Description
Objectifs du cours
- Comprendre le cadre légal des pratiques d’IA interdites par l’article 5 de l’AI Act (Règlement (UE) 2024/1689), leurs dates d’application et les lignes interprétatives de la Commission européenne (notamment sur manipulation, exploitation de vulnérabilités, social scoring, RBI temps réel, etc.).
- Identifier, dans les contextes concrets du secteur public, les cas d’usage d’IA qui doivent être immédiatement proscrits (administration en ligne, organismes sociaux, éducation, emploi public, santé, smart city, fiscalité, forces de l’ordre) et les distinguer des usages « haut risque » soumis à d’autres obligations.
- Apprendre à appliquer une méthodologie opérationnelle de mise en conformité autour des pratiques interdites (STOP/REMPLACER/PROUVER), incluant l’audit des systèmes existants, la recherche d’alternatives licites et la documentation des choix (journalisation, tests UX, clauses marchés publics, registres d’IA).
- Comprendre l’articulation entre l’AI Act et les règles de protection des données (RGPD, Directive LED 2016/680, loi belge du 30.07.2018) ainsi que le rôle spécifique de la FRIA (art. 27 AI Act) par rapport aux DPIA, en particulier pour les autorités publiques.
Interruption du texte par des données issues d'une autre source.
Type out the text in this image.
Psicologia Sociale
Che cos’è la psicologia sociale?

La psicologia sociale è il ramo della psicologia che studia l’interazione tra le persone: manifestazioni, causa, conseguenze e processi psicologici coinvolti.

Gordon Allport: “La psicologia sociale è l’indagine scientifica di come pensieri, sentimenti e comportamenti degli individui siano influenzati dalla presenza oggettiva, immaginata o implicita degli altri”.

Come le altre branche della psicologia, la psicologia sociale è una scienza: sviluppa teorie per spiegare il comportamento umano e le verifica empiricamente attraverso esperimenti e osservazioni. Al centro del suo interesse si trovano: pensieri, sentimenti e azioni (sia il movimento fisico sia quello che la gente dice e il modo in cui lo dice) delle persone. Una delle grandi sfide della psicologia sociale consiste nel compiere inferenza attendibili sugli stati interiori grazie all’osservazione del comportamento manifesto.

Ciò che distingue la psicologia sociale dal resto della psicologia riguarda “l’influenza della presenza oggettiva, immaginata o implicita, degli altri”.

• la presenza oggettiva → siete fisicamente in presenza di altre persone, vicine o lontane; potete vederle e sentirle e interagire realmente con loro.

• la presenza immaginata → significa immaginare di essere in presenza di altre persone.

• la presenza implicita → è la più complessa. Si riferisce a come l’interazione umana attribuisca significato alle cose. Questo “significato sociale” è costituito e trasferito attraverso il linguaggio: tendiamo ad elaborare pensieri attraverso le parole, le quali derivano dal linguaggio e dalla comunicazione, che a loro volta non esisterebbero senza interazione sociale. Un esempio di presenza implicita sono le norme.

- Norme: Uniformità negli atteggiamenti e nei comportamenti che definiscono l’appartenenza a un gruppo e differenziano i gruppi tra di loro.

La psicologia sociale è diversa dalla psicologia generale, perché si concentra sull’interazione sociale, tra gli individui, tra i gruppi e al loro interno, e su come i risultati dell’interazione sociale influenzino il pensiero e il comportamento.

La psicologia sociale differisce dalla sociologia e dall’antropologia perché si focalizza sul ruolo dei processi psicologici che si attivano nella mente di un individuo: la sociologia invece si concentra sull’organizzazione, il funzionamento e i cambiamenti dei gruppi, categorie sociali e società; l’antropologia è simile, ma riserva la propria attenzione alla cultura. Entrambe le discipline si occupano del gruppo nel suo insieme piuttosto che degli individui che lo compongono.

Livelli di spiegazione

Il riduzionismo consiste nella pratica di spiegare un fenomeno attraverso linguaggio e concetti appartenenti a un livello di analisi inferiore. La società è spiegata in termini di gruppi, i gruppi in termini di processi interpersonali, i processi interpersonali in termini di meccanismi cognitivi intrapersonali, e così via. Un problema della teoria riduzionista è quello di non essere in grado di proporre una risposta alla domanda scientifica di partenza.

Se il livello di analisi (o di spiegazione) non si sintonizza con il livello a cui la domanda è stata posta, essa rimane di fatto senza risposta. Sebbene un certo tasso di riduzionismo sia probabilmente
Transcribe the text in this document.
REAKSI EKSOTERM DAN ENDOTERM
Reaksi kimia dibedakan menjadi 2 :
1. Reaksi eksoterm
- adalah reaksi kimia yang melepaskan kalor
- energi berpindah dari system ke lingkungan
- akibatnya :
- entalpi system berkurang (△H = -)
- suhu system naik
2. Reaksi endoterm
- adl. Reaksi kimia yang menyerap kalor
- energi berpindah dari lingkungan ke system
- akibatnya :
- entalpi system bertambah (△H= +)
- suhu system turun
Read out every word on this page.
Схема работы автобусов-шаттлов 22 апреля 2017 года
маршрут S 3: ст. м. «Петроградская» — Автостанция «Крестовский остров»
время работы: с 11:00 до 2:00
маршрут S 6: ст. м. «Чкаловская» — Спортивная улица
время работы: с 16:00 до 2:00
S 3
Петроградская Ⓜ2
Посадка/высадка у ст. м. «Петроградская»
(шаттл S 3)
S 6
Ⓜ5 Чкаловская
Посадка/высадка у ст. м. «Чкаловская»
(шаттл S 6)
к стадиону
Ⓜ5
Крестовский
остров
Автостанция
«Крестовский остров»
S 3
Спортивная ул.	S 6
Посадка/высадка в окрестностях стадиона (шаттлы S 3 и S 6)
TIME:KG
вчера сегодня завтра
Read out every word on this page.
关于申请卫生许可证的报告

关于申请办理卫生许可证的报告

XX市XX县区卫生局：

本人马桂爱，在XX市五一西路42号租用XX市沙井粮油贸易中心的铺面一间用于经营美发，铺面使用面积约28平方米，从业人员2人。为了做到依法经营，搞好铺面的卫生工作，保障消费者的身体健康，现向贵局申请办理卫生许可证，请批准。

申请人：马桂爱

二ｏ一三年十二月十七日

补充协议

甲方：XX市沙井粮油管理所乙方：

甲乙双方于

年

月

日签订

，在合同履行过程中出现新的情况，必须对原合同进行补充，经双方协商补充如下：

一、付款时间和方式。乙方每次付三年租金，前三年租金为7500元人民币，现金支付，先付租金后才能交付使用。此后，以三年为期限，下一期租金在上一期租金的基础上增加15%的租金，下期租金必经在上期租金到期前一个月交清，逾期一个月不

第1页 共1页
- Maîtriser le régime particulier de l’identification biométrique à distance « en temps réel » (RBI) à des fins répressives dans l’espace public, les trois exceptions strictes et les conditions cumulatives (base légale, autorisation préalable, FRIA, enregistrement UE, notifications, contrôle humain).
Pour qui ?
- Acteurs des autorités publiques:
– Administrations publiques fédérales, régionales et locales
– Organismes sociaux, services de l’emploi, organismes d’assurance sociale
– Écoles, hautes écoles et universités publiques
– Hôpitaux et institutions de santé publics
– Employeurs publics et services RH publics
– Collectivités territoriales, opérateurs de transport public, opérateurs « smart city » et sociétés d’économie mixte agissant pour le compte des pouvoirs publics. - Profils fonctionnels ciblés:
– Responsables de projets d’IA et chefs de service dans le secteur public
– Juristes internes, DPO, responsables conformité/éthique numérique
– Responsables IT, data, sécurité de l’information et cybersécurité
– Acheteurs publics et gestionnaires de marchés impliquant des solutions d’IA
– Représentants des forces de l’ordre et du parquet, ainsi que leurs services support, dans la mesure où ils envisagent ou supervisent des usages d’IA en matière répressive (RBI, analyses vidéo, etc.).